俺はカレンと顔を見合わせて同じタイミングで息を吐き。

「いや、お前が一番その秘密を漏らしそうで怖いんだけど」
 
とは言わず、そう思いながらただただ呆れた。

おそらくカレンも同じ事を思っているはずだが、敢えて言わないって事は、俺以上に呆れているのかもしれない。
 
でもこの二人の言う通り、正直俺一人だけじゃソフィアを守っていける自信はなかった。

俺なんかよりも二人は戦闘経験も豊富だし魔力だって高い。

業火の魔道士、氷結の魔道士と呼ばれる称号を与えられた二人なら、一緒に行ってくれるだけでも凄く心強い。
 
それにカレンは魔剣サファイアを持っているんだ。

魔剣が一本側にあるだけでも、敵への抑止力としては十分だろう。

きっとサファイアには、魔法協会でも知らない秘められし力が眠っているはずだから。

「ちょっと、遅いんだけど」
 
前方から声が聞こえ、俺たち三人は揃って前を向いた。

そこには不機嫌そうに胸の前で腕を組みながら、仁王立ちしているソフィアの姿があった。
 
少しまずいと思った俺は、左手首に付けている腕時計を見て時間を確認した。

時計の針はソフィアに伝えた集合時間から、三十分経った位置を指していて、それを見た俺は苦笑しながら目の前で両手を合わせて頭を下げた。

「ごめん! 遅くなった」

「三十分の遅刻よ! いったい何をしていたのよ!」
 
その質問に俺は左右に居る二人に視線を送って、【これで察してくれ】と言うように軽く笑った。

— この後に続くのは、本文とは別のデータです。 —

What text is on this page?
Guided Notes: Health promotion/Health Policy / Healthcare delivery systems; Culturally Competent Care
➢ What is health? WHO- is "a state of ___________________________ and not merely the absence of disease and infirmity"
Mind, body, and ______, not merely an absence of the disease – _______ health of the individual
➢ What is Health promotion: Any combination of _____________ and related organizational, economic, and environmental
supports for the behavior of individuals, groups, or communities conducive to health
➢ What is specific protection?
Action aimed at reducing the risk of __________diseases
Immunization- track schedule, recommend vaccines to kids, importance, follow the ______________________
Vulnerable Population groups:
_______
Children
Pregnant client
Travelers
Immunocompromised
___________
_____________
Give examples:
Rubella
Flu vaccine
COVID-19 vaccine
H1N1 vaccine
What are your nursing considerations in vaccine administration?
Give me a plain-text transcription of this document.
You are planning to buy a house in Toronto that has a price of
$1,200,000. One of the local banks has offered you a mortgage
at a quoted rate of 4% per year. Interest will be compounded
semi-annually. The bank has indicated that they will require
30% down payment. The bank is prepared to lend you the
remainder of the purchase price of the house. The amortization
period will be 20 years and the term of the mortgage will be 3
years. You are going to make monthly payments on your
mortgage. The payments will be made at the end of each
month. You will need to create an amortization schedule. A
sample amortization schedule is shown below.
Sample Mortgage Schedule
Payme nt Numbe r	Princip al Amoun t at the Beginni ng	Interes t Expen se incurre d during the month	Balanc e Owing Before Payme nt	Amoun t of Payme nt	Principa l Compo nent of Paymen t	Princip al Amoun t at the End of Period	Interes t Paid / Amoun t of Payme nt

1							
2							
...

「ソフィア、私はあなたが心配だから着いて行きます。アレスの右隣に居るナルシスト馬鹿と違って、必ず守ってみせるから」

「おい……その【ナルシスト馬鹿】って言うの、もしかして俺の事か?」
 
ロキは米上をピクつかせながら、カレンに確認を取るように問いかける。

しかしカレンはロキの問いかけを無視し、俺たちの横を通り過ぎてソフィアの元へと先に歩いて行く。

「おい! 無視かよ!」

「ええ、うるさい虫だけにね」

「ぐはっ!」
 
その言葉が鋭い矢となってロキの体に突き刺さった。

試合終了のゴングが鳴り響き、ロキの体からは魂が抜け、今にも夜空へと飛び立とうとしている。